Jean-Pierre Kabuyenge, a biology professor at the National University of Rwanda (NUR), arrived on October 5 at AUNE, where he will spend a month as a visiting scholar.
Kabuyenge came at the invitation of the Department of Environmental Studies and faculty member Beth Kaplin, with whom he has been working for six years on a conservation education project in Rwanda.
At AUNE, he will observe classes and faculty meetings, and work on research in conservation science.
Kabuyenge teaches, does research, supervises student projects, and leads the Zoology and Conservation option in NUR’s Department of Biology.

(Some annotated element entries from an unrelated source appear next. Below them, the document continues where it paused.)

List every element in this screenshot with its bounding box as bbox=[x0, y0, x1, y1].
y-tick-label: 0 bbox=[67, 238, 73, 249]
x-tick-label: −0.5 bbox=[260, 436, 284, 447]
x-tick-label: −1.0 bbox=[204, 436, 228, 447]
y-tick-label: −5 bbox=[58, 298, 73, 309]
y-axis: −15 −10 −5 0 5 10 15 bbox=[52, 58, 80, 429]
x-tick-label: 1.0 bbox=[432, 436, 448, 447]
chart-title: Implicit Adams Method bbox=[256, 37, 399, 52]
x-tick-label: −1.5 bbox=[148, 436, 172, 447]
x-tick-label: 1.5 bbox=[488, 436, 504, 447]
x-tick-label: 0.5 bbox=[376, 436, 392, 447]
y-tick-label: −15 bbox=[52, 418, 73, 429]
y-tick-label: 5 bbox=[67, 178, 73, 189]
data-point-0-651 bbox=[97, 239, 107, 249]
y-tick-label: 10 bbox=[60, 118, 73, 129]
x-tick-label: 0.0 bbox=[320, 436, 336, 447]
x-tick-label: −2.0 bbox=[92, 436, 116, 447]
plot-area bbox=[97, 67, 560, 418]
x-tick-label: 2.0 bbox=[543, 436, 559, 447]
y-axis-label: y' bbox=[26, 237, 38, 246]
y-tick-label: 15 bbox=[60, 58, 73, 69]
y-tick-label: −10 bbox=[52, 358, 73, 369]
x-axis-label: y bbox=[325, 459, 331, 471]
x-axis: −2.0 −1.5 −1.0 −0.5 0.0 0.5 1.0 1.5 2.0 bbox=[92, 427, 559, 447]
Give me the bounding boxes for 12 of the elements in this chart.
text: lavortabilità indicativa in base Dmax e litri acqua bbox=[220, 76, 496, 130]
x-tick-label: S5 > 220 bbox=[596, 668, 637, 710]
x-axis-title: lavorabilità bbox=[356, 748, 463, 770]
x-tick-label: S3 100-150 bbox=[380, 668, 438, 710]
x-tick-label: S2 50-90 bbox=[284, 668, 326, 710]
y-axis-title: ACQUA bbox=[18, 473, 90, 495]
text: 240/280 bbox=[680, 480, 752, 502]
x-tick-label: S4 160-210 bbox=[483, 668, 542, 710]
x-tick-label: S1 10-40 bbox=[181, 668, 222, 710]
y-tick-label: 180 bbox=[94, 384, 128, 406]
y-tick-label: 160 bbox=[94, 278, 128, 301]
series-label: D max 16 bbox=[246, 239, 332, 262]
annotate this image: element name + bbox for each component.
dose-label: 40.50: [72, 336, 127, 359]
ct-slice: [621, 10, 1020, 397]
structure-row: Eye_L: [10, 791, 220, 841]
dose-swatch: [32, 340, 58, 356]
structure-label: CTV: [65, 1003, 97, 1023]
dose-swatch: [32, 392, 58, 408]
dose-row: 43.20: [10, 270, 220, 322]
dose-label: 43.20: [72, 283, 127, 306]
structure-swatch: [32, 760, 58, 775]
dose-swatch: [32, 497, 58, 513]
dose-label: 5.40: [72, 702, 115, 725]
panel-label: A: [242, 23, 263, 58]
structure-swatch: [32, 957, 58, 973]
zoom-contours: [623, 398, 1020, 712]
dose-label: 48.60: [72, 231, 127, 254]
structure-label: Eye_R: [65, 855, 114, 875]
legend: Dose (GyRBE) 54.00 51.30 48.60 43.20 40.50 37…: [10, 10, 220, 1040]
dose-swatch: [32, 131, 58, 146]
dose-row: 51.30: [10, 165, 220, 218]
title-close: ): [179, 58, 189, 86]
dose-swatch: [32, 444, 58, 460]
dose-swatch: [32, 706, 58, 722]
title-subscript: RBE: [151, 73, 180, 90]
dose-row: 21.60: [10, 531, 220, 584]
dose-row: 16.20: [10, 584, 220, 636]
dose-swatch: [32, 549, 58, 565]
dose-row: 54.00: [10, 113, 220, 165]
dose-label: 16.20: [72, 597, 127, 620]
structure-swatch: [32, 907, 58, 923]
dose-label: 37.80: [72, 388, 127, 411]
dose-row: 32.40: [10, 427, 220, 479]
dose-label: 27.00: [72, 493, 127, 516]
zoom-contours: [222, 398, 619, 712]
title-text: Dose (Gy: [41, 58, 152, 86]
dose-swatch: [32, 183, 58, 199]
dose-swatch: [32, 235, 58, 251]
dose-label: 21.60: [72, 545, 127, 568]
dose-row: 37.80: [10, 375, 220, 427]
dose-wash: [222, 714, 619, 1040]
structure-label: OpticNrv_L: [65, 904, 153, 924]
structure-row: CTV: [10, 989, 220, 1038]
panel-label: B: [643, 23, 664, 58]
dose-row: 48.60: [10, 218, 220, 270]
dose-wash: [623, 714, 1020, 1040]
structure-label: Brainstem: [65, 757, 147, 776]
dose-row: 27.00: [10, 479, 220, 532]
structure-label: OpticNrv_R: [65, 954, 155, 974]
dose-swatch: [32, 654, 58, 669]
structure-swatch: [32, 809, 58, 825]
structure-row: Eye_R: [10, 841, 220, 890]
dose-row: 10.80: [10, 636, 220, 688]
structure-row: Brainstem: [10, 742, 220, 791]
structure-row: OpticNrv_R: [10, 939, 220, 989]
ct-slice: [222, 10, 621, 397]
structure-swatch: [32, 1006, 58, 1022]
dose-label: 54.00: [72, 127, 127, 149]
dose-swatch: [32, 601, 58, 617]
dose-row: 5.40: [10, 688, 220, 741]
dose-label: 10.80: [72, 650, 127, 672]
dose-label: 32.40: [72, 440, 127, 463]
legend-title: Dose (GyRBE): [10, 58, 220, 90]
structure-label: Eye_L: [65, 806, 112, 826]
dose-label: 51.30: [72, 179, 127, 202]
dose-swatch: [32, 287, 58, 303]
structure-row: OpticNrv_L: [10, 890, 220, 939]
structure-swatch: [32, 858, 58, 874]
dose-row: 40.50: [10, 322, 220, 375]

Born in Rwanda, Jean-Pierre fled at a young age to Burundi with his family in 1962. In Burundi, he earned a bachelor’s degree in biological sciences, taught science, and worked in education administration on the national level. He earned a master’s degree in biology in Belgium, studying applied ecology, population ecology, and freshwater biology. He taught in a teachers’ college for two years after returning to Burundi.
In 1994, he left a politically unstable Burundi to return to Rwanda with his family. He went to work in Extension for NUR before he joined the biology department. He lives in Butare, Rwanda, with his wife and four children.
Part of his visit is funded by the MacArthur Foundation grant that funds the conservation education work of Kaplin and others in the Albertine Rift region of Africa, through a memorandum of understanding between AUNE and NUR.